The accuracy of the shear-wave-speed measures might also depend on the amount of stress that is applied to the tendon. In former studies (Keuler et al., 2019; Martin et al., 2018), high correlations between squared shear-wave speed (≤80 m² s^–2) and torque measures (≤200 Nm) were found when muscle activities and corresponding tendon stresses were low during preferred-speed walking (≤50 MPa). In contrast, under the higher knee extension torques (112–296 Nm) and presumably higher tendon stresses (>50 MPa) at the submaximal muscle activity levels that were used in this study, the estimated PT force-angle relationships were not reflected by the squared shear-wave-speed measures (Figure 3). Additionally, squared shear-wave-speed estimates were unreasonably high when participants increased their activation level during the maximal voluntary contractions in the first part of the experiment (Figure 3—figure supplement 2). Therefore, high tendon stresses and changing tendon dimensions might be problematic for accurately estimating PT tendon loads based on shear-wave-speed measures.
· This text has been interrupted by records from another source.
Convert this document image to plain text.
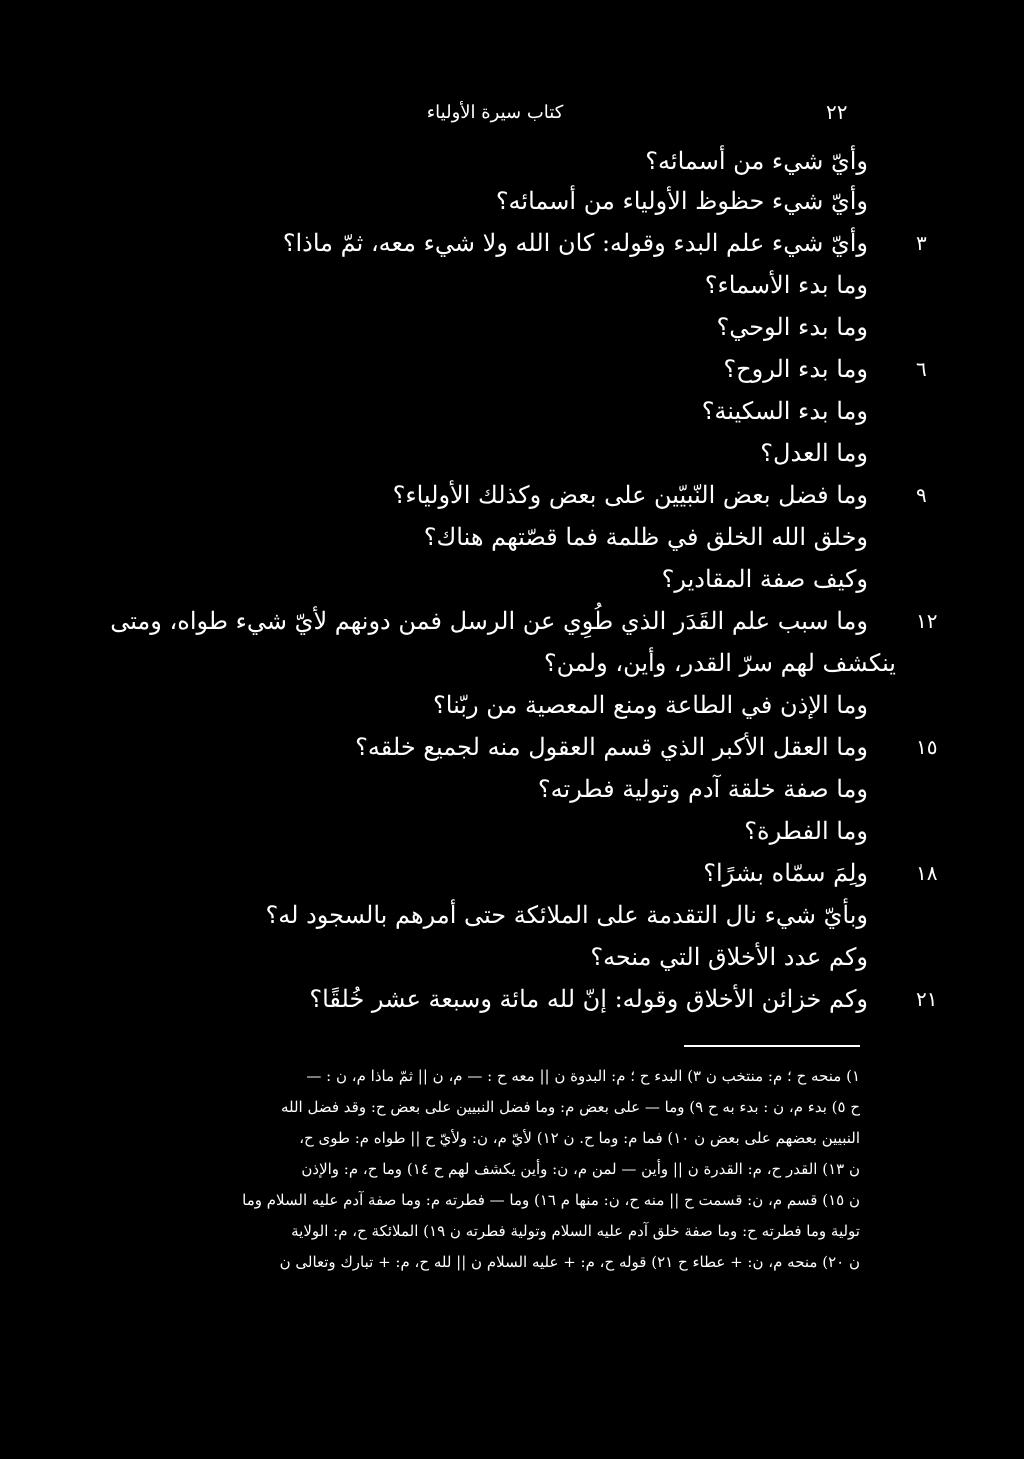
٢٢
كتاب سيرة الأولياء
وأيّ شيء من أسمائه؟
وأيّ شيء حظوظ الأولياء من أسمائه؟
وأيّ شيء علم البدء وقوله: كان الله ولا شيء معه، ثمّ ماذا؟ ٣
وما بدء الأسماء؟
وما بدء الوحي؟
وما بدء الروح؟ ٦
وما بدء السكينة؟
وما العدل؟
وما فضل بعض النّبيّين على بعض وكذلك الأولياء؟ ٩
وخلق الله الخلق في ظلمة فما قصّتهم هناك؟
وكيف صفة المقادير؟
وما سبب علم القَدَر الذي طُوِي عن الرسل فمن دونهم لأيّ شيء طواه، ومتى ١٢
ينكشف لهم سرّ القدر، وأين، ولمن؟
وما الإذن في الطاعة ومنع المعصية من ربّنا؟
وما العقل الأكبر الذي قسم العقول منه لجميع خلقه؟ ١٥
وما صفة خلقة آدم وتولية فطرته؟
وما الفطرة؟
ولِمَ سمّاه بشرًا؟ ١٨
وبأيّ شيء نال التقدمة على الملائكة حتى أمرهم بالسجود له؟
وكم عدد الأخلاق التي منحه؟
وكم خزائن الأخلاق وقوله: إنّ لله مائة وسبعة عشر خُلقًا؟ ٢١
١) منحه ح ؛ م: منتخب ن ٣) البدء ح ؛ م: البدوة ن || معه ح : — م، ن || ثمّ ماذا م، ن : —
ح ٥) بدء م، ن : بدء به ح ٩) وما — على بعض م: وما فضل النبيين على بعض ح: وقد فضل الله
النبيين بعضهم على بعض ن ١٠) فما م: وما ح. ن ١٢) لأيّ م، ن: ولأيّ ح || طواه م: طوى ح،
ن ١٣) القدر ح، م: القدرة ن || وأين — لمن م، ن: وأين يكشف لهم ح ١٤) وما ح، م: والإذن
ن ١٥) قسم م، ن: قسمت ح || منه ح، ن: منها م ١٦) وما — فطرته م: وما صفة آدم عليه السلام وما
تولية وما فطرته ح: وما صفة خلق آدم عليه السلام وتولية فطرته ن ١٩) الملائكة ح، م: الولاية
ن ٢٠) منحه م، ن: + عطاء ح ٢١) قوله ح، م: + عليه السلام ن || لله ح، م: + تبارك وتعالى ن
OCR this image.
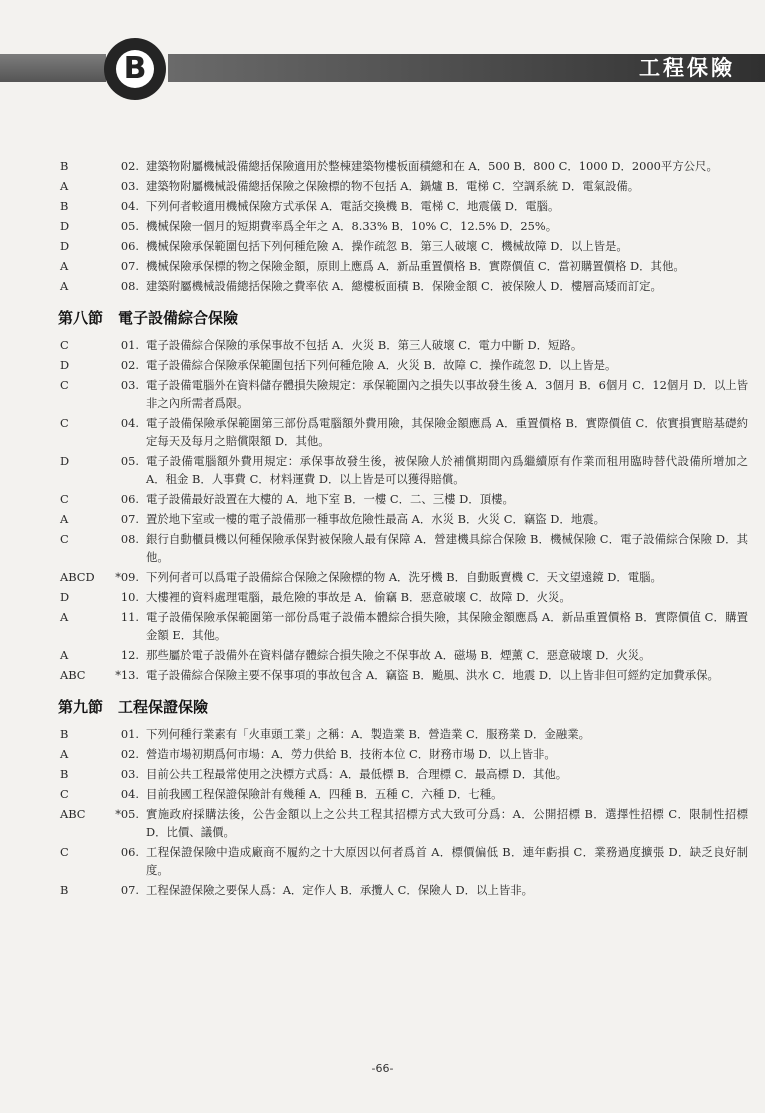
B	工程保險
B	02. 建築物附屬機械設備總括保險適用於整棟建築物樓板面積總和在 A．500 B．800 C．1000 D．2000平方公尺。
A	03. 建築物附屬機械設備總括保險之保險標的物不包括 A．鍋爐 B．電梯 C．空調系統 D．電氣設備。
B	04. 下列何者較適用機械保險方式承保 A．電話交換機 B．電梯 C．地震儀 D．電腦。
D	05. 機械保險一個月的短期費率爲全年之 A．8.33% B．10% C．12.5% D．25%。
D	06. 機械保險承保範圍包括下列何種危險 A．操作疏忽 B．第三人破壞 C．機械故障 D．以上皆是。
A	07. 機械保險承保標的物之保險金額，原則上應爲 A．新品重置價格 B．實際價值 C．當初購置價格 D．其他。
A	08. 建築附屬機械設備總括保險之費率依 A．總樓板面積 B．保險金額 C．被保險人 D．樓層高矮而訂定。
第八節　電子設備綜合保險
C	01. 電子設備綜合保險的承保事故不包括 A．火災 B．第三人破壞 C．電力中斷 D．短路。
D	02. 電子設備綜合保險承保範圍包括下列何種危險 A．火災 B．故障 C．操作疏忽 D．以上皆是。
C	03. 電子設備電腦外在資料儲存體損失險規定：承保範圍內之損失以事故發生後 A．3個月 B．6個月 C．12個月 D．以上皆非之內所需者爲限。
C	04. 電子設備保險承保範圍第三部份爲電腦額外費用險，其保險金額應爲 A．重置價格 B．實際價值 C．依實損實賠基礎約定每天及每月之賠償限額 D．其他。
D	05. 電子設備電腦額外費用規定：承保事故發生後，被保險人於補償期間內爲繼續原有作業而租用臨時替代設備所增加之 A．租金 B．人事費 C．材料運費 D．以上皆是可以獲得賠償。
C	06. 電子設備最好設置在大樓的 A．地下室 B．一樓 C．二、三樓 D．頂樓。
A	07. 置於地下室或一樓的電子設備那一種事故危險性最高 A．水災 B．火災 C．竊盜 D．地震。
C	08. 銀行自動櫃員機以何種保險承保對被保險人最有保障 A．營建機具綜合保險 B．機械保險 C．電子設備綜合保險 D．其他。
ABCD	*09. 下列何者可以爲電子設備綜合保險之保險標的物 A．洗牙機 B．自動販賣機 C．天文望遠鏡 D．電腦。
D	10. 大樓裡的資料處理電腦，最危險的事故是 A．偷竊 B．惡意破壞 C．故障 D．火災。
A	11. 電子設備保險承保範圍第一部份爲電子設備本體綜合損失險，其保險金額應爲 A．新品重置價格 B．實際價值 C．購置金額 E．其他。
A	12. 那些屬於電子設備外在資料儲存體綜合損失險之不保事故 A．磁場 B．煙薰 C．惡意破壞 D．火災。
ABC	*13. 電子設備綜合保險主要不保事項的事故包含 A．竊盜 B．颱風、洪水 C．地震 D．以上皆非但可經約定加費承保。
第九節　工程保證保險
B	01. 下列何種行業素有「火車頭工業」之稱：A．製造業 B．營造業 C．服務業 D．金融業。
A	02. 營造市場初期爲何市場：A．勞力供給 B．技術本位 C．財務市場 D．以上皆非。
B	03. 目前公共工程最常使用之決標方式爲：A．最低標 B．合理標 C．最高標 D．其他。
C	04. 目前我國工程保證保險計有幾種 A．四種 B．五種 C．六種 D．七種。
ABC	*05. 實施政府採購法後，公告金額以上之公共工程其招標方式大致可分爲：A．公開招標 B．選擇性招標 C．限制性招標 D．比價、議價。
C	06. 工程保證保險中造成廠商不履約之十大原因以何者爲首 A．標價偏低 B．連年虧損 C．業務過度擴張 D．缺乏良好制度。
B	07. 工程保證保險之要保人爲：A．定作人 B．承攬人 C．保險人 D．以上皆非。
-66-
Estimates of PT shear-wave speeds might additionally be affected by differences in subcutaneous tissue thickness between individuals as Martin et al., 2018 showed that the propagating shear wave within the deep tendon was not identical to the shear wave propagating along the skin. Compared with the Achilles tendon, the PT has more overlying subcutaneous tissue (Bravo-Sánchez et al., 2019) and is smaller in thickness in its mid-region (Coombes et al., 2018). These factors might result in poorer shear-wave propagation within the PT compared with the Achilles tendon and less accurate shear-wave-speed estimates. However, further research is needed to investigate whether thicker subcutaneous tissue over a thinner tendon reduces the accuracy of tendon shear-wave-speed measurements made over the skin.

The final processed data can be found at: https://figshare.com/s/d66e2c7400480dd0a059. It provides source data of figures 1, 2, 3, 4, 5 and 6.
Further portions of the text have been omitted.